Выбрать главу

10 января 1957 года прошла шведская премьера «Идоменея» Моцарта, дирижировал Герберт Сандберг. Сам директор Оперы пел критского царя Идоменея, Йордис Шимберг была страстной Электрой. Элизабет Сёдерстрём удалось тонко передать изменчивые настроения юной Илии. Верховного жреца пел Эрик Сэден, я исполнял теноровую партию Идаманта.

Моцарт сочинил эту сказочную оперу на сюжет о конце троянской войны для мюнхенского карнавала 1781 года. Ему только что исполнилось 25 лет, в письме домой он писал: «Что касается так называемой популярности, то вы можете не беспокоиться, ибо в опере моей найдется музыка для слушателей любого рода, но только не для ослов».

На премьере у нас тоже публика была очень пестрая. В королевской ложе сидели король Густав VI Адольф и королева Луиза с принцессой Сибиллой. В партере и на ярусах были ценители и новички, завсегдатаи и случайные люди, коренные стокгольмцы и туристы, по крайней мере так писали после премьеры газеты.

Все январские представления «Идоменея» проходили замечательно, время до прощального выступления пролетело слишком уж быстро. От этого вечера на всю жизнь остался у меня сувенир. Приятельница моей матери Ева Коповская сохранила его.

Пока нам, артистам, аплодировала публика, на сцену пришел Сет Сванхольм с лавровым венком и увенчал им меня. Он сказал речь, поблагодарил меня за гастроли. Собратья преподнесли мне цветы, а я подарил их моей возлюбленной по «Идоменею», хрупкой Элизабет Сёдерстрём. Она тоже сказала очень милые слова, все мои коллеги говорили, как им приятно снова видеть меня дома. Хотя мое сердце было переполнено радостью и благодарностью, я не нашелся что сказать, стоял пень пнем. Потом прямо проклинал себя.

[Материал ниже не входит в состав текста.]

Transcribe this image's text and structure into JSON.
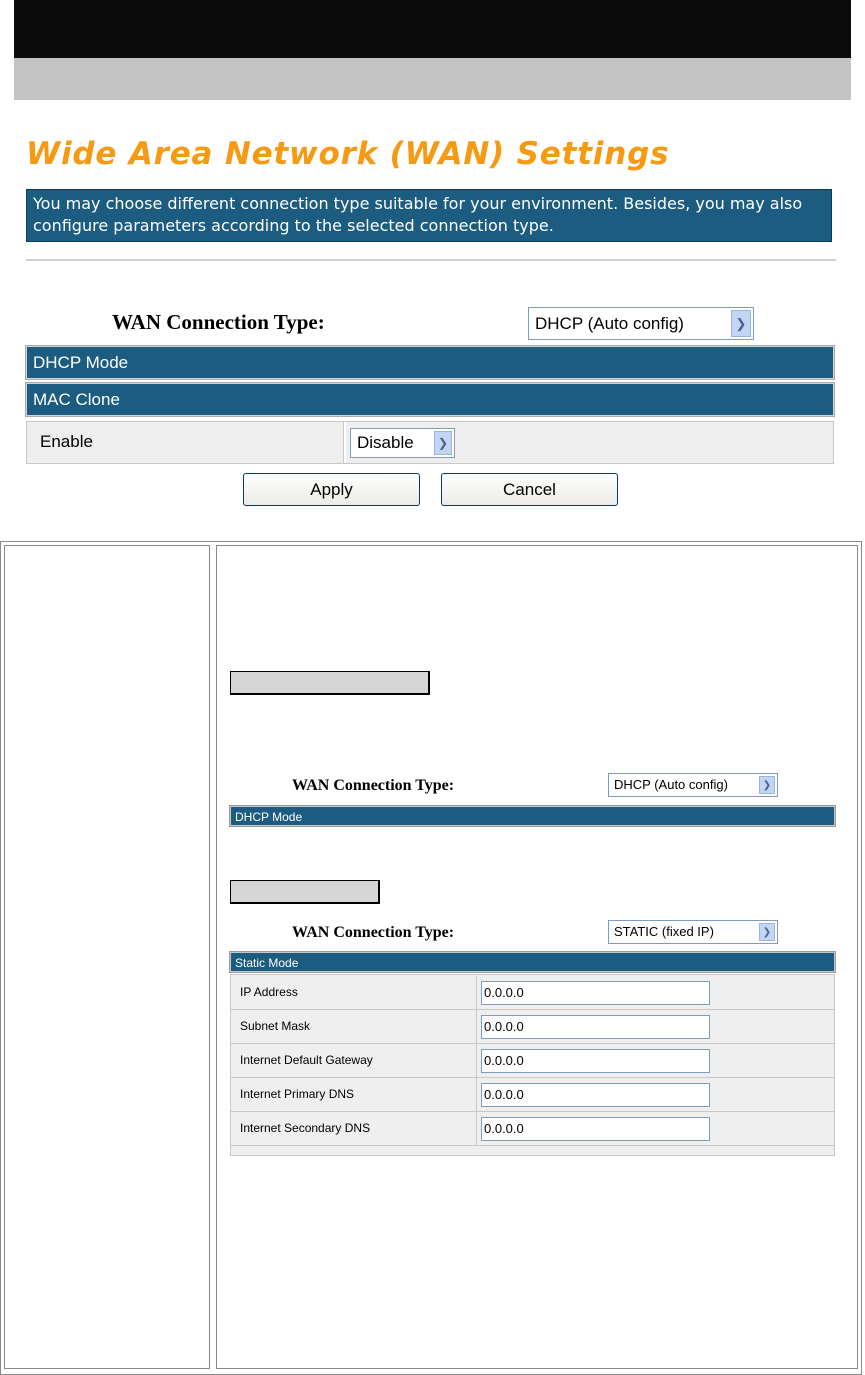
{
  "page": {
    "title": "Wide Area Network (WAN) Settings",
    "description": "You may choose different connection type suitable for your environment. Besides, you may also configure parameters according to the selected connection type."
  },
  "wan": {
    "connection_type_label": "WAN Connection Type:",
    "connection_type_value": "DHCP (Auto config)",
    "dhcp_mode_label": "DHCP Mode",
    "mac_clone_label": "MAC Clone",
    "enable_label": "Enable",
    "enable_value": "Disable",
    "apply_label": "Apply",
    "cancel_label": "Cancel"
  },
  "lower": {
    "dhcp_example": {
      "connection_type_label": "WAN Connection Type:",
      "connection_type_value": "DHCP (Auto config)",
      "mode_label": "DHCP Mode"
    },
    "static_example": {
      "connection_type_label": "WAN Connection Type:",
      "connection_type_value": "STATIC (fixed IP)",
      "mode_label": "Static Mode",
      "rows": [
        {
          "label": "IP Address",
          "value": "0.0.0.0"
        },
        {
          "label": "Subnet Mask",
          "value": "0.0.0.0"
        },
        {
          "label": "Internet Default Gateway",
          "value": "0.0.0.0"
        },
        {
          "label": "Internet Primary DNS",
          "value": "0.0.0.0"
        },
        {
          "label": "Internet Secondary DNS",
          "value": "0.0.0.0"
        }
      ]
    }
  },
  "colors": {
    "title_orange": "#f59a12",
    "header_blue": "#1c5c80"
  }
}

Сразу после прощального представления я поехал с родителями домой на Хэссельбю укладываться. Мать с отцом к тому времени переехали с Грувбакена, где мы прожили двадцать два года, в новую современную квартиру на седьмом этаже высотного дома на набережной Хэссельбю.

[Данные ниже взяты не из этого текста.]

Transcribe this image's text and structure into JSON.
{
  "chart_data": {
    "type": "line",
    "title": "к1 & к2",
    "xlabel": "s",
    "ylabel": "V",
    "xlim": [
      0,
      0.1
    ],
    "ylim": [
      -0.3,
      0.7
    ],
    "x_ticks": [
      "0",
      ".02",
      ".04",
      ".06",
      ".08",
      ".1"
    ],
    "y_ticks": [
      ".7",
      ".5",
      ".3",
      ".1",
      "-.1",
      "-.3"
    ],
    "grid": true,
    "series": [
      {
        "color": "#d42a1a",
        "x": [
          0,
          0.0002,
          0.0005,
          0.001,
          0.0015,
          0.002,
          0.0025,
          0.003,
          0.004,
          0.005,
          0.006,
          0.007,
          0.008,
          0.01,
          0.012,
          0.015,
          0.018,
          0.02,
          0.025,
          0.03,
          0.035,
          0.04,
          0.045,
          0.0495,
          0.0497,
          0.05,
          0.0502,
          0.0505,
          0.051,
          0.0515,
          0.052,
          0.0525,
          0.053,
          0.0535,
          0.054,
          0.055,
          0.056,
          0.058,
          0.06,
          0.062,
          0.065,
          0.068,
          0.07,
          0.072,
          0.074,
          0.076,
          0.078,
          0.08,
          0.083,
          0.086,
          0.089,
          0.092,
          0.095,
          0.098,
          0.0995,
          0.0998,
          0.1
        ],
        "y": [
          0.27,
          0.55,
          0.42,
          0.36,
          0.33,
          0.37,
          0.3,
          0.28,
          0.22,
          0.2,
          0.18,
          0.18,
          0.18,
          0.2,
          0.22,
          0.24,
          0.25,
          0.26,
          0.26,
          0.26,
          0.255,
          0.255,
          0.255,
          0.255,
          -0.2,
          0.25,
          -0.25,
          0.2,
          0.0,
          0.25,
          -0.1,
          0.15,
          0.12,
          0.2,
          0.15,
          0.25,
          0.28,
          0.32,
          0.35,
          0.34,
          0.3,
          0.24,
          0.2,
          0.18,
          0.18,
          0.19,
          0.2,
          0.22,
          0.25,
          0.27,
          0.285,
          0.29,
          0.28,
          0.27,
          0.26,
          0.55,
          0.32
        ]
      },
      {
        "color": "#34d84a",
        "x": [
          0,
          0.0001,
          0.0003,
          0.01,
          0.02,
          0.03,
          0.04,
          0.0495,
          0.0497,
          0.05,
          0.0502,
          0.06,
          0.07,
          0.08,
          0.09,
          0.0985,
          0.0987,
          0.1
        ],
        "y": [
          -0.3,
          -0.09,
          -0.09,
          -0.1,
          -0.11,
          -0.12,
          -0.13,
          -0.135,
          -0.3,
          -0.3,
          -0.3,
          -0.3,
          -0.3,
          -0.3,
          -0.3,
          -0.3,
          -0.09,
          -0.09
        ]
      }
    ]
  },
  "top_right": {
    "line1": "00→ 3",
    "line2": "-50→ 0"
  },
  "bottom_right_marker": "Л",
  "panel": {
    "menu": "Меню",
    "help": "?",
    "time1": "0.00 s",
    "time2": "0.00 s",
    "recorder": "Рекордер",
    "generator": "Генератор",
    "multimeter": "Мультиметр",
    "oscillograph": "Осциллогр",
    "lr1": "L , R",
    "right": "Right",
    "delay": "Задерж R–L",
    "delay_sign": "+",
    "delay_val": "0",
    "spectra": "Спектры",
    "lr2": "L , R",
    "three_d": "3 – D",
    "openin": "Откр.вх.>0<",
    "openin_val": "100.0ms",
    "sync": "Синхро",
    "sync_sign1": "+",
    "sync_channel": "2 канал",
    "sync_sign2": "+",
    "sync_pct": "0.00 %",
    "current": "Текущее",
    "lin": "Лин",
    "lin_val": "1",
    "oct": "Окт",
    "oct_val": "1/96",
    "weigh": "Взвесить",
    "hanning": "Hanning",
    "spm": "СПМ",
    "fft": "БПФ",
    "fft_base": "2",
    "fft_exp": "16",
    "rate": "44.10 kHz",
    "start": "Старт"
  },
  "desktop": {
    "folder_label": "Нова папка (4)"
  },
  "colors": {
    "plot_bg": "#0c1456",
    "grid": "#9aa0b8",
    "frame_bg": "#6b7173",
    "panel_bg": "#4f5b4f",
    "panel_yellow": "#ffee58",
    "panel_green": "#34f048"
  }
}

Время в Швеции прошло для меня чудесно, я ни о чем не жалел, хотя мне пришлось отказаться от прекрасных ангажементов за границей. По Парижу я совсем не тосковал, он казался мне тогда прочитанной страницей моей жизни. Но с благодарностью я вспоминал три года работы в парижской «Гранд-Опера», где столь многому научился. Там я узнал, что такое утонченный французский вкус и чувство стиля, там я освоил язык, красивее которого нет.

Теперь мне предстояло концертное турне по Канаде, затем я должен был проследовать в Соединенные Штаты на концерты и пробное прослушивание в «Метрополитен» в Нью-Йорке.

Дебют на Американском континенте состоялся в Квебеке в феврале 1957 года. Было невероятно холодно, уйма снега. На улицах гололед, так что народ заманить на концерт было нелегко. К тому же интерес к музыке у канадцев не так уж велик в целом, хотя у франкоязычного населения дело обстоит получше. Я помню, мне оказали теплый прием в глубине Канады, в местечке Чику-тими. В этом городке, выросшем на месте древнего индейского поселения, было большое музыкальное общество. Люди там дружелюбные, приятные, в остальном же канадцы показались мне совершенно закрытыми и необщительными.

Несколько усилился в Канаде интерес к музыке после того, как в Монреале построили по-настоящему большой оперный театр. И не надо забывать, что лучший драматический тенор мира Джон Викерс — из Канады.

Мое первое выступление в США состоялось в Питтсбурге в конце марта 1957 года. Там я пел заглавную партию в «Фаусте», Мефистофеля исполнял Джордж Лондон. После концерта в одной из местных газет появилась статья с жирным заголовком: «Шведский тенор дьявольски хорош». Я поехал дальше, в Чикаго, где публика в основном состояла из шведов, затем был в Калифорнии, дал концерты в Сан-Франциско и Санта-Барбара.

После турне мне надо было слетать во Францию и дать концерт в Бордо, а потом вернуться в Нью-Йорк. Было договорено, что я должен показаться шефу «Метрополитен» Рудольфу Бингу.

Выйдя на сцену, я понял, что это самый большой театр в мире — зал вмещал 3800 зрителей. «Мет» располагался на углу 39-й авеню и Бродвея, окружение было самое хаотичное. Близлежащий район носил название «garment district», гигантские небоскребы, текстильные предприятия. Этот старый театр должен был проявить свое обаяние в 20–30-х годах — тогда поблизости не было огромного комплекса домов, стояли только отели подходящей величины. Один из них назывался «Никер-бокер», там останавливался Карузо во время гастролей в «Мет».